Si vos pas vous mènent un jour à Valparaiso, sans doute y passerez-vous deux ou trois journées. Visiterez les Cerros Alegre et Concepcion, la Sebastiana, ferez quelques pas dans le musée à ciel
ouvert et dans l'ancienne prison transformée en espace culturel. Vous grimperez dans l'un de ses ascenseurs, vous y boirez quelques verres, mangerez peut être Français, ou bien choisirez une de ces
belles terrasses dominant la ville et le port, préférerez , qui sait, une de ces gargotes typiques près du port...Une Lancha vous fera peut-être faire le tour de la baie, et vous repartirez heureux
d'avoir pu, quelques heures durant, humer les parfums de cette ville mythique.

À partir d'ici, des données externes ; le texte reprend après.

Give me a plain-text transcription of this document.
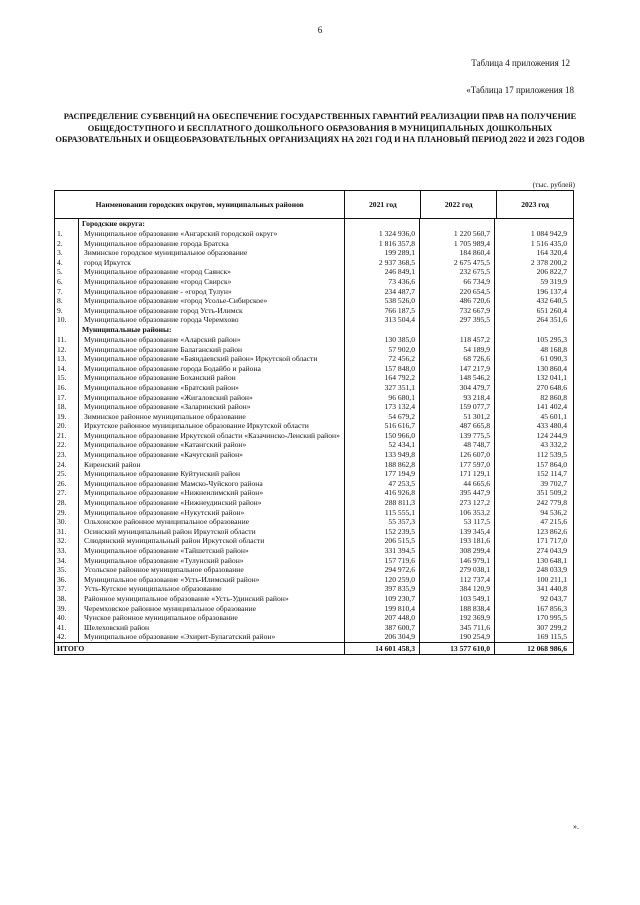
6
Таблица 4 приложения 12
«Таблица 17 приложения 18
РАСПРЕДЕЛЕНИЕ СУБВЕНЦИЙ НА ОБЕСПЕЧЕНИЕ ГОСУДАРСТВЕННЫХ ГАРАНТИЙ РЕАЛИЗАЦИИ ПРАВ НА ПОЛУЧЕНИЕ ОБЩЕДОСТУПНОГО И БЕСПЛАТНОГО ДОШКОЛЬНОГО ОБРАЗОВАНИЯ В МУНИЦИПАЛЬНЫХ ДОШКОЛЬНЫХ ОБРАЗОВАТЕЛЬНЫХ И ОБЩЕОБРАЗОВАТЕЛЬНЫХ ОРГАНИЗАЦИЯХ НА 2021 ГОД И НА ПЛАНОВЫЙ ПЕРИОД 2022 И 2023 ГОДОВ
(тыс. рублей)
Наименовании городских округов, муниципальных районов	2021 год	2022 год	2023 год
Городские округа:
1.	Муниципальное образование «Ангарский городской округ»	1 324 936,0	1 220 560,7	1 084 942,9
2.	Муниципальное образование города Братска	1 816 357,8	1 705 989,4	1 516 435,0
3.	Зиминское городское муниципальное образование	199 289,1	184 860,4	164 320,4
4.	город Иркутск	2 937 368,5	2 675 475,5	2 378 200,2
5.	Муниципальное образование «город Саянск»	246 849,1	232 675,5	206 822,7
6.	Муниципальное образование «город Свирск»	73 436,6	66 734,9	59 319,9
7.	Муниципальное образование - «город Тулун»	234 487,7	220 654,5	196 137,4
8.	Муниципальное образование «город Усолье-Сибирское»	538 526,0	486 720,6	432 640,5
9.	Муниципальное образование город Усть-Илимск	766 187,5	732 667,9	651 260,4
10.	Муниципальное образование города Черемхово	313 504,4	297 395,5	264 351,6
Муниципальные районы:
11.	Муниципальное образование «Аларский район»	130 385,0	118 457,2	105 295,3
12.	Муниципальное образование Балаганский район	57 902,0	54 189,9	48 168,8
13.	Муниципальное образование «Баяндаевский район» Иркутской области	72 456,2	68 726,6	61 090,3
14.	Муниципальное образование города Бодайбо и района	157 848,0	147 217,9	130 860,4
15.	Муниципальное образование Боханский район	164 792,2	148 546,2	132 041,1
16.	Муниципальное образование «Братский район»	327 351,1	304 479,7	270 648,6
17.	Муниципальное образование «Жигаловский район»	96 680,1	93 218,4	82 860,8
18.	Муниципальное образование «Заларинский район»	173 132,4	159 077,7	141 402,4
19.	Зиминское районное муниципальное образование	54 679,2	51 301,2	45 601,1
20.	Иркутское районное муниципальное образование Иркутской области	516 616,7	487 665,8	433 480,4
21.	Муниципальное образование Иркутской области «Казачинско-Ленский район»	150 966,0	139 775,5	124 244,9
22.	Муниципальное образование «Катангский район»	52 434,1	48 748,7	43 332,2
23.	Муниципальное образование «Качугский район»	133 949,8	126 607,0	112 539,5
24.	Киренский район	188 862,8	177 597,0	157 864,0
25.	Муниципальное образование Куйтунский район	177 194,9	171 129,1	152 114,7
26.	Муниципальное образование Мамско-Чуйского района	47 253,5	44 665,6	39 702,7
27.	Муниципальное образование «Нижнеилимский район»	416 926,8	395 447,9	351 509,2
28.	Муниципальное образование «Нижнеудинский район»	288 811,3	273 127,2	242 779,8
29.	Муниципальное образование «Нукутский район»	115 555,1	106 353,2	94 536,2
30.	Ольхонское районное муниципальное образование	55 357,3	53 117,5	47 215,6
31.	Осинский муниципальный район Иркутской области	152 239,5	139 345,4	123 862,6
32.	Слюдянский муниципальный район Иркутской области	206 515,5	193 181,6	171 717,0
33.	Муниципальное образование «Тайшетский район»	331 394,5	308 299,4	274 043,9
34.	Муниципальное образование «Тулунский район»	157 719,6	146 979,1	130 648,1
35.	Усольское районное муниципальное образование	294 972,6	279 038,1	248 033,9
36.	Муниципальное образование «Усть-Илимский район»	120 259,0	112 737,4	100 211,1
37.	Усть-Кутское муниципальное образование	397 835,9	384 120,9	341 440,8
38.	Районное муниципальное образование «Усть-Удинский район»	109 230,7	103 549,1	92 043,7
39.	Черемховское районное муниципальное образование	199 810,4	188 838,4	167 856,3
40.	Чунское районное муниципальное образование	207 448,0	192 369,9	170 995,5
41.	Шелеховский район	387 600,7	345 711,6	307 299,2
42.	Муниципальное образование «Эхирит-Булагатский район»	206 304,9	190 254,9	169 115,5
ИТОГО	14 601 458,3	13 577 610,0	12 068 986,6
».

Mais si vous vous y trouvez entre Novembre et Avril, essayez de lui consacrer quelques jours supplémentaires, et promenez vous dans la ville basse.

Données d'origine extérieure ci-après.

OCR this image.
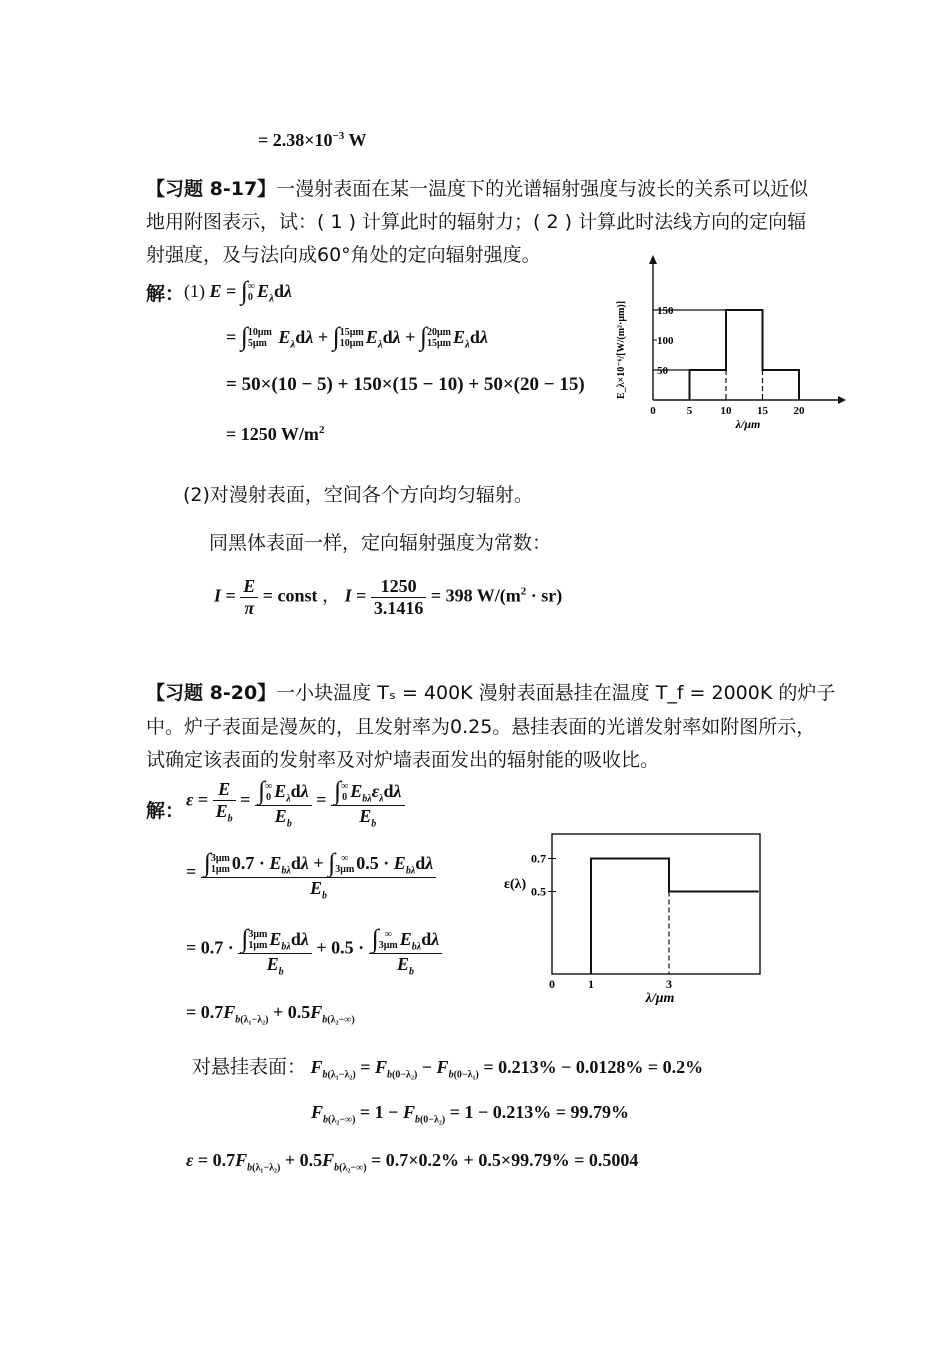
= $2.38\times 10^{-3}$ W
【习题 8-17】一漫射表面在某一温度下的光谱辐射强度与波长的关系可以近似
地用附图表示，试：( 1 ) 计算此时的辐射力；( 2 ) 计算此时法线方向的定向辐
射强度，及与法向成60°角处的定向辐射强度。
解： (1) E = ∫ ∞
0 $E_\lambda d\lambda$
= ∫ 10μm
5μm $E_\lambda d\lambda$ + ∫ 15μm
10μm $E_\lambda d\lambda$ + ∫ 20μm
15μm $E_\lambda d\lambda$
= 50×(10 − 5) + 150×(15 − 10) + 50×(20 − 15)
= 1250 $W/m^2$
0	5	10 15 20
50
100
150
E_λ×10⁻⁶/[W/(m²·μm)]
λ/μm
(2)对漫射表面，空间各个方向均匀辐射。
同黑体表面一样，定向辐射强度为常数：
$I = \frac{E}{\pi}$ = const ， $I = \frac{1250}{3.1416} = 398$ $W/(m^2 \cdot sr)$
【习题 8-20】一小块温度 Tₛ = 400K 漫射表面悬挂在温度 T_f = 2000K 的炉子
中。炉子表面是漫灰的，且发射率为0.25。悬挂表面的光谱发射率如附图所示，
试确定该表面的发射率及对炉墙表面发出的辐射能的吸收比。
解：
$\varepsilon = \frac{E}{E_b}$ = ∫ ∞
0 $E_\lambda d\lambda$
$E_b$ = ∫ ∞
0 $E_{b\lambda}\varepsilon_\lambda d\lambda$
$E_b$
= ∫ 3μm
1μm $0.7 \cdot E_{b\lambda}d\lambda$ + ∫ ∞
3μm $0.5 \cdot E_{b\lambda}d\lambda$
$E_b$
= 0.7 · ∫ 3μm
1μm $E_{b\lambda}d\lambda$
$E_b + 0.5$ · ∫ ∞
3μm $E_{b\lambda}d\lambda$
$E_b$
= $0.7F_{b(\lambda_1-\lambda_2)} + 0.5F_{b(\lambda_2-\infty)}$
0	1	3
0.7
0.5
ε(λ)
λ/μm
对悬挂表面： $F_{b(\lambda_1-\lambda_2)} = F_{b(0-\lambda_2)} - F_{b(0-\lambda_1)} = 0.213\% - 0.0128\% = 0.2\%$
$F_{b(\lambda_2-\infty)} = 1 - F_{b(0-\lambda_2)} = 1 - 0.213\% = 99.79\%$
$\varepsilon = 0.7F_{b(\lambda_1-\lambda_2)} + 0.5F_{b(\lambda_2-\infty)} = 0.7\times 0.2\% + 0.5\times 99.79\% = 0.5004$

(a Valparaiso, l'on dort dans les collines et l'on vit dans les parties basses de la cité), entre la place Anibal Pinto et le marché au poissons, en particulier...
Alors, vous aurez peut-être la chance de croiser une silhouette Européenne de belle allure, vêtue d'une blouse de travail au bleu délavé, et coiffée d'une casquette ou d'un chapeau sans forme, une
brassée de larges feuilles couvertes de croquis sous le bras. Le sourcil en bataille, la face, le plus souvent, illuminée d'un large sourire, le poil roux tel Van Gogh qu'il aime prendre en
référence. Mais là s'arrête la ressemblance. Tandis que l'un peignait, l'autre dessine et grave. On jetait crachats et insultes à l'un, Loro-car ce sera lui-est devenu au fil des années une
"figure" de Valpo (et pas seulement.... la Bibliothèque Nationale de Santiago lui a consacré trois mois d'exposition!!)
A tel point que, si vous l'accompagnez dans ce quartier du port où il vit six mois par an, vous aurez bien du mal à dépasser le kilomètre heure, tant il distribue(et reçoit...) paroles, sourires et
poignées de mains aux un(e)s et aux autres de ce "pueblo humilde" qui est presque devenu le sien...
Et vous n'échangerez sans doute pas plus de cinq phrases avant qu'il ne vous parle de son ex-alcoolisme dont il s'est sorti par le travail et le voyage...
Loro fait partie de cette caste de Quijottes dont la planète ne saurait se priver. Sa Dulcinea mesure (mesurera lorsqu'il l'aura terminée, á l'aube de son cent dix septième anniversaire!!), quatre
mètres de hauteur sur cent vingt mètres de longueur....et traitera de ce petit peuple du port qui lui a rendu la vie.
Pourquoi ce gigantisme? pour clore le bec à tous les: "A oui, c'est un peu comme...". Loro veut n'être comme personne!!
Loro (perroquet, on imagine pourquoi...) CoÏron (référence à ses sourcils semblables aux buissons dont le peuple Mapuche couvre les toits de ses habitations), s'appelle en réalité Thierry Defert
(....). Quelques amis continuent de l'appeler Thierry, mais pour tous les autres, et pour lui même en premier lieu, il est "Loro".
Si vous avez le bonheur de le rencontrer, embrassez le â la Chilienne (poignée de main, accolade soutenue, et nouvelle poignée de main), pour moi.